Before adding an extension to production, ask:

  1. Is it actively maintained? Check the GitHub repo. Are there recent commits? Open issues being responded to? An unmaintained extension is a liability for every Postgres major version upgrade.

  2. Does it require shared_preload_libraries? Extensions loaded at startup (pg_stat_statements, pg_cron, timescaledb, pgaudit) require a server restart to add or remove. Plan for this.

  3. Is it compiled C code or pure SQL? C extensions can crash the backend if they have bugs. Pure SQL extensions have no such risk. Prefer pure SQL or well-audited C extensions.

  4. What happens when it’s dropped? DROP EXTENSION removes the SQL objects. Any data stored in extension tables is lost. Any columns using extension types would need to be migrated first.

  5. Will it survive a major version upgrade? Extensions must be upgraded alongside Postgres. Some have better upgrade paths than others. Check the extension’s documentation for upgrade instructions.

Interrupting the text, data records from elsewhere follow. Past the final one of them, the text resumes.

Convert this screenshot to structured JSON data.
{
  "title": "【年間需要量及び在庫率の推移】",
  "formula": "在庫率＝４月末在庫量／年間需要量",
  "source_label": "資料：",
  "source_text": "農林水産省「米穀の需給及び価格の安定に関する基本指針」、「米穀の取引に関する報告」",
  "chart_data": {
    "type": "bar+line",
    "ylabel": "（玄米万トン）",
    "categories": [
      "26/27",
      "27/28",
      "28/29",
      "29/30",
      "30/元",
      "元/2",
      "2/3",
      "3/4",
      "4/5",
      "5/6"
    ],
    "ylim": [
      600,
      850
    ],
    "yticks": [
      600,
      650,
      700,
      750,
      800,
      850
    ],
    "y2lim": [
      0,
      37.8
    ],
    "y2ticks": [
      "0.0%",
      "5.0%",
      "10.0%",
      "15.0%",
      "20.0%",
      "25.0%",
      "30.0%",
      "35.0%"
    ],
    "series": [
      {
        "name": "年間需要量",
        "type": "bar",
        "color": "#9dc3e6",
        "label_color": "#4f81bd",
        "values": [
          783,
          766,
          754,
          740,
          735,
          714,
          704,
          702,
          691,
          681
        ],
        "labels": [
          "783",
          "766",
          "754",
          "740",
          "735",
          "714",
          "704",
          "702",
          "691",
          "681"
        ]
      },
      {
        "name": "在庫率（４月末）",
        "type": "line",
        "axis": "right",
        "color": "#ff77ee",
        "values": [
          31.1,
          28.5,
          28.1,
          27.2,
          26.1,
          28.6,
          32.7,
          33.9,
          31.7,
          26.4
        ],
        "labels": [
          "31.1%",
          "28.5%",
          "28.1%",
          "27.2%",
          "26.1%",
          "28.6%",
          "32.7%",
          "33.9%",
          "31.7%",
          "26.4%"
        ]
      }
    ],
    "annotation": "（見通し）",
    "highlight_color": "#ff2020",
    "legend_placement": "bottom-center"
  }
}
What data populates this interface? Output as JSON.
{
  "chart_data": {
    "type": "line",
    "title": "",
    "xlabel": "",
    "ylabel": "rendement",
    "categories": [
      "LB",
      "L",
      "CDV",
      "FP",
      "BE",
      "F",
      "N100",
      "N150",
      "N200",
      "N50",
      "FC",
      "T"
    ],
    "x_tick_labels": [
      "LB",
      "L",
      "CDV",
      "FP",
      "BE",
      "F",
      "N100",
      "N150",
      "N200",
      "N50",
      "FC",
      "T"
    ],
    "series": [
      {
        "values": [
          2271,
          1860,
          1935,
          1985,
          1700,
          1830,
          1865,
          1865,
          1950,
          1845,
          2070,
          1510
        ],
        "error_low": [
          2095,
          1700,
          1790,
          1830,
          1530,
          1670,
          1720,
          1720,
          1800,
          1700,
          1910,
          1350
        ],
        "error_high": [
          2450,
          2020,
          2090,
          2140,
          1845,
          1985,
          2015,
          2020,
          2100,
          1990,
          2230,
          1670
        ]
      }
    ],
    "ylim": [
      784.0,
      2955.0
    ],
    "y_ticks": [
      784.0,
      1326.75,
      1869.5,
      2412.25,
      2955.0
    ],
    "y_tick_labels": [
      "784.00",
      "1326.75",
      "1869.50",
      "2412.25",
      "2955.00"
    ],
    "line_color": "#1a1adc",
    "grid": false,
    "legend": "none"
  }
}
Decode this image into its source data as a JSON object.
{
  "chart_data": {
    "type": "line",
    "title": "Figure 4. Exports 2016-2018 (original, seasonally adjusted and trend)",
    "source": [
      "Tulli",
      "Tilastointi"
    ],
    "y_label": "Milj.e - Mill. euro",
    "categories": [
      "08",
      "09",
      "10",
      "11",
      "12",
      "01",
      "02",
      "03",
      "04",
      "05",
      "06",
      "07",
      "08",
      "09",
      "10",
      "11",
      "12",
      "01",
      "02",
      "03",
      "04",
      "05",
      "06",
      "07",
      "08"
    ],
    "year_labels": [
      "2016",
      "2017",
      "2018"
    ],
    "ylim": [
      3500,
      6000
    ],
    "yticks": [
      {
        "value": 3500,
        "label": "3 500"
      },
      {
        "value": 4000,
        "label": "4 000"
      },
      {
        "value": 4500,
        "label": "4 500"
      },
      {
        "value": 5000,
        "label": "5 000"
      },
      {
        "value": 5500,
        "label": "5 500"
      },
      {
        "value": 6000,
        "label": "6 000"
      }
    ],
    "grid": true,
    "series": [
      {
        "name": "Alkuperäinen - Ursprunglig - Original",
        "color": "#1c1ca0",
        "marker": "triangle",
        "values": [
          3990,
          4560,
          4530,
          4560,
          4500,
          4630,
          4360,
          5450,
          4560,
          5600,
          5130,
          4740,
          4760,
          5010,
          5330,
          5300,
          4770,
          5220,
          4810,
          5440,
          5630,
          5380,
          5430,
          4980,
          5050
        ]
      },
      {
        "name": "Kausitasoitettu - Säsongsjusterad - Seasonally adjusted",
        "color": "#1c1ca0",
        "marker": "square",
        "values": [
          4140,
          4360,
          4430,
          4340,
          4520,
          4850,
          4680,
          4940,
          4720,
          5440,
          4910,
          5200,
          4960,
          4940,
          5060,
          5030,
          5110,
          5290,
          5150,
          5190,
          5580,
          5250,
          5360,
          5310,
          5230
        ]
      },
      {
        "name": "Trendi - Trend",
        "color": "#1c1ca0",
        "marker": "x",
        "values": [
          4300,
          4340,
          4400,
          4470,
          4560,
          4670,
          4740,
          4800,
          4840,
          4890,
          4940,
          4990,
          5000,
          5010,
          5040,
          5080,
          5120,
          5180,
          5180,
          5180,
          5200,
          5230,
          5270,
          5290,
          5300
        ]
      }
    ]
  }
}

  6. Does the cloud provider support it? AWS RDS, Google Cloud SQL, Azure Database for PostgreSQL, and Supabase have curated extension lists. Some extensions require superuser privileges that managed providers don’t grant. Verify your target environment before committing.

Extensions and Managed Postgres

Most managed Postgres services support a subset of extensions:

  • AWS RDS/Aurora: Supports most common extensions. pg_stat_statements, pg_trgm, pgcrypto, pgvector, PostGIS, pg_partman — yes. pg_cron — yes, as of recent versions. timescaledb — no (use Timescale Cloud or self-hosted).

  • Supabase: Excellent extension support. Most extensions in this chapter are available with one click.

  • Google Cloud SQL: Good extension support. pg_stat_statements, pg_trgm, pgvector, PostGIS, others.

  • Neon: Growing extension support, focused on serverless Postgres.

Always verify extension availability on your target platform before architecture decisions that depend on them.

The Right Philosophy

Extensions are a superpower, but they’re also dependencies. Each extension you add is a library your Postgres installation depends on — for upgrades, for security patches, for operational support. The extensions in this chapter are all mature and widely used. They’re worth the dependency.

The test for a new extension: is it solving a real problem, is it actively maintained, and is its maintenance burden less than the alternative (a separate database, a different approach)? Most of the extensions in this chapter pass this test decisively. For others, evaluate carefully before committing to them in production.

The core insight: Postgres’s extension system is what makes “Postgres is enough” possible at all. The base database is excellent. The extensions make it comprehensive.